There seems to be some common belief in a bias against NoVa students, but from the hard numbers I’ve researched it isn’t supported. Instead, it seems that there are simply many more students applying from NoVa, and that the likelihood of getting an admission offer is correlated to class rank. In other words, if you are in the top 10% or 25% of your HS class, you have the same basic chance of admission regardless of whether you are from NoVa or NN, HR, Richmond, rural, wherever. But if, for example, you are only in the top 50% of your class, you’re more likely to apply anyway if you’re from NoVa, and more likely to not bother if you’re from elsewhere.
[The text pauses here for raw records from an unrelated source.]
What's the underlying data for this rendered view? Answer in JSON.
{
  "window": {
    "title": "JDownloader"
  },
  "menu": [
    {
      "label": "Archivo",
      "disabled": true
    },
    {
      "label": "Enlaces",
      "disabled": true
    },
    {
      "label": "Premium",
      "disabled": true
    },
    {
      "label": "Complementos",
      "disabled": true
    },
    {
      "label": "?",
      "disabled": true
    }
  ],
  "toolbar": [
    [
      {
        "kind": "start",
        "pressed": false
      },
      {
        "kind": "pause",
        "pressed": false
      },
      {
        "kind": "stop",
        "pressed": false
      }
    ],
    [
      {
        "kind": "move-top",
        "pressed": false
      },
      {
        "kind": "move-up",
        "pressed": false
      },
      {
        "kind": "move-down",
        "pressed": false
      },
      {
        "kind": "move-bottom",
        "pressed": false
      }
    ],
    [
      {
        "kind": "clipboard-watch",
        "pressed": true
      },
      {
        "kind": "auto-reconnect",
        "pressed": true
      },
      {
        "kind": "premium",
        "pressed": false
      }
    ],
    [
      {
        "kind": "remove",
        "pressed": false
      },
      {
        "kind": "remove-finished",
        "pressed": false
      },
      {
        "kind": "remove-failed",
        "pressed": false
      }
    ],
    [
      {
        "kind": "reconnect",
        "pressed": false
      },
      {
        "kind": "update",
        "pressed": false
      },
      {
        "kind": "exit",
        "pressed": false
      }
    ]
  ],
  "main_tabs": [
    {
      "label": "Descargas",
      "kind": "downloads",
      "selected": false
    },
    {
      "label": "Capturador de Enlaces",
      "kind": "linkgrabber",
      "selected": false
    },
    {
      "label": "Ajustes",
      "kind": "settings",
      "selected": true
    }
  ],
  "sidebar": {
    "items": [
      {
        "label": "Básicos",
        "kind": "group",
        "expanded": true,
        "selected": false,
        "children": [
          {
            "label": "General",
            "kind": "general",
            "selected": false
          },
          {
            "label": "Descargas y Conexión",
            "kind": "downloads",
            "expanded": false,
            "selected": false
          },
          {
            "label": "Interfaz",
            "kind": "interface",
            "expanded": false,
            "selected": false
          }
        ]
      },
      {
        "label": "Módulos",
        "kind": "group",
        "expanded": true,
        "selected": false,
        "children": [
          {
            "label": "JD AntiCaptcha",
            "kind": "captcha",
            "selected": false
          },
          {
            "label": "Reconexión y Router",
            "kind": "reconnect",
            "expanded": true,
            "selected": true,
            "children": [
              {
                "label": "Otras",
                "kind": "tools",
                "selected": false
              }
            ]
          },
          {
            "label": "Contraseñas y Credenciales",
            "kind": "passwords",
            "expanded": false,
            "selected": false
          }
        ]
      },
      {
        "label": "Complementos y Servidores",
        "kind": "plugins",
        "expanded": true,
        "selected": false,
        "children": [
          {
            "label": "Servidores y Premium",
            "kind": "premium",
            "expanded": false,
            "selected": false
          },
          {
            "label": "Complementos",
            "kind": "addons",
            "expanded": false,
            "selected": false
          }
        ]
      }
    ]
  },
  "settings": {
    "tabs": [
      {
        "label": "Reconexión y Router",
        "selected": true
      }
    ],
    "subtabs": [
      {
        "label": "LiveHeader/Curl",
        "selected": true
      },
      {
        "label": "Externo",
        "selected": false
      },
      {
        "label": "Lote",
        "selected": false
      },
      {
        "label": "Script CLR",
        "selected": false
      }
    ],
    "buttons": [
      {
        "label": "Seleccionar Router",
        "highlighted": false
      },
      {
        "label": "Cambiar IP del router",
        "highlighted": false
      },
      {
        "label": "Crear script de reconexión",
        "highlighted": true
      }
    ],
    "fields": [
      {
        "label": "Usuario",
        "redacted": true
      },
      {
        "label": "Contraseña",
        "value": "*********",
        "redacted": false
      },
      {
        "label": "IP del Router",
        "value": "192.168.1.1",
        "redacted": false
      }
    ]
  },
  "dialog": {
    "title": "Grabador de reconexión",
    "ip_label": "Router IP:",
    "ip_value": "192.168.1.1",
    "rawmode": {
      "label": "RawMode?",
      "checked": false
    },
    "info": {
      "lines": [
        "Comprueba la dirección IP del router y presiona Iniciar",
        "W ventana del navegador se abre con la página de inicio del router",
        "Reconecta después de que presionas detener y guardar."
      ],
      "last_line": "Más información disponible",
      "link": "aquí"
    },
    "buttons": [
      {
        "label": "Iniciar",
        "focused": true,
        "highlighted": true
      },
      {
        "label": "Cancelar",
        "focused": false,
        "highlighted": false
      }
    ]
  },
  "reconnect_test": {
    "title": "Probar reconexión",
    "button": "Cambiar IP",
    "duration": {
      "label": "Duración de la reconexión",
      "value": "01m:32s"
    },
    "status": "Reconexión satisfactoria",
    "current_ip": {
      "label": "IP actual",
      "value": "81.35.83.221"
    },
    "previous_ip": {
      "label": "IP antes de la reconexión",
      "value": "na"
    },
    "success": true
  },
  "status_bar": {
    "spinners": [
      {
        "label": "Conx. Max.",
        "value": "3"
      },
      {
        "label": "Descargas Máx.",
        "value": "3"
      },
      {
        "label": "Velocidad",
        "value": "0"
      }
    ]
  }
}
To answer your original question, I believe that any public school that draws a significant number of applications from outside of their own state probably has slightly lower standards to admit IS applicants, and slightly higher standards to admit OOS applicants. But I don’t believe the Virginia schools break out the test scores and GPAs according to IS or OOS applications, so I don’t know how to verify this.
Like any public school, VT is significantly more expensive for OOS students and has a corresponding lower yield of matriculating students from OOS admission offers. That factors in to their admission decisions, of course.
VT does not use the Common Application and therefore is not committed to use holistic evaluation. I don’t want to say they are purely numbers-driven, but they seem to be at least strongly numbers-driven. Predictably, the competition seems to be most intense for engineering.
If your S is OOS, does not have strong numbers, and is interested in studying engineering, I would not predict his chances of getting admitted are very strong. If his grades and test scores are strong, or if he is not planning to be an engineer, then his chances are somewhat better.